Años atrás, uno de mis hijos me envió una hermosa tarjeta, expresándome sus honores como su mejor amigo. Aplicando mis principios de paternidad responsable, no respondí a tan afectuoso saludo, pero como era de imaginar apareció su reclamo en un posterior encuentro. En mi antipática y casi destemplada respuesta, le declaré que no me consideraba su mejor amigo, sino más aún: me exponía como su único e irremplazable padre, quien más allá de su reconocimiento, tenía el placer y deber de amarlo, protegerlo y educarlo en principios y valores de la vida, dentro de los límites de una libertad responsable. Una expresión que se la atribuyo al brillante y ya desaparecido filósofo argentino Jaime Barilko dice “no nos preocupemos tanto por el mundo que le dejamos a nuestros hijos, sino más bien por los hijos que le dejamos al mundo”.

En generaciones anteriores, nuestros padres no fueron nuestros mejores amigos, sino nuestros mejores padres. Todos los límites que nos impusieron no impidieron que nos hayamos sentido queridos por ellos, ni que nosotros los hayamos amado. La terapeuta Estela Troya, que el escritor Sergio Sinay menciona en uno de sus libros, despachó una frase terminante y precisa: “Hay decisiones, la mayoría de ellas, que los padres no consultan con sus hijos, ni tienen por qué hacerlo; simplemente se las informan”.

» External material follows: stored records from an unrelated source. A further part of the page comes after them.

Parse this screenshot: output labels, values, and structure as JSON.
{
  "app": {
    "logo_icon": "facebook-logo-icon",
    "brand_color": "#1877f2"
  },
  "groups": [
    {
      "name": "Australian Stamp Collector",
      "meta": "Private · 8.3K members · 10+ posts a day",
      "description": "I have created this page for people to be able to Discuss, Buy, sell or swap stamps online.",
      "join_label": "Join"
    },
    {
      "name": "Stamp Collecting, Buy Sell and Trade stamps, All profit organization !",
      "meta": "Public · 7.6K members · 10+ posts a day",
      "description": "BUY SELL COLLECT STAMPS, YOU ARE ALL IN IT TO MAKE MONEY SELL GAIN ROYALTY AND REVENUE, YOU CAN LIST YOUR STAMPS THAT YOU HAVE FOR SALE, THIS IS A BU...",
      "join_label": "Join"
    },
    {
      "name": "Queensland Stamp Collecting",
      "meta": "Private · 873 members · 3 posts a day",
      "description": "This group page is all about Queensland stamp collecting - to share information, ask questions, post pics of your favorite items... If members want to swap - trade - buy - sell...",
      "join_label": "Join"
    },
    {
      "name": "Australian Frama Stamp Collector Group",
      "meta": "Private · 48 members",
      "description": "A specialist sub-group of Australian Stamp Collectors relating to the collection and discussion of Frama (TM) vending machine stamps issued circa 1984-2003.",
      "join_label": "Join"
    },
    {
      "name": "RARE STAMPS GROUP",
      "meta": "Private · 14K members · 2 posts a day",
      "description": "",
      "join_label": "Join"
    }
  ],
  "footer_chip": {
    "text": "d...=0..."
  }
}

Nuestros padres del siglo XX, la mayoría de ellos personas comunes y mucho menos informadas que hoy, enfrentaban la vida y la crianza de sus hijos guiados y confiados en su intuición, no obstante con la convicción de educarnos con amor, con responsabilidad, haciéndose cargo de los hijos que habían traído al mundo. Estos padres nunca abdicaron en sus roles y funciones, no tuvieron temor de perder el cariño de sus hijos y no creyeron que el amor de ellos debía comprarse. El siglo XXI ha comenzado con el estigma del amiguismo paterno. La joven psicóloga Pilar Sordo critica el actual estilo de educar de los padres, que confunden el ser padres cercanos con ser padre amigos y afirma: “Gran parte de los problemas de nuestros hijos se debe a que a los padres se nos olvidó ser autoridad. Nosotros somos los que mandamos en la casa, nos guste o no”.

Muchos padres hoy se han adolentizado, bajándose de su escalón de progenitores, dejando vacío el podio de los referentes necesarios para que la vida con sentido de nuestros hijos y nietos continúe. No privemos a los hijos de los beneficios de uno de los diez mandamientos universales, que enseña: “Honra a tu padre y a tu madre para que te vaya bien y disfrutes de larga vida en la tierra”.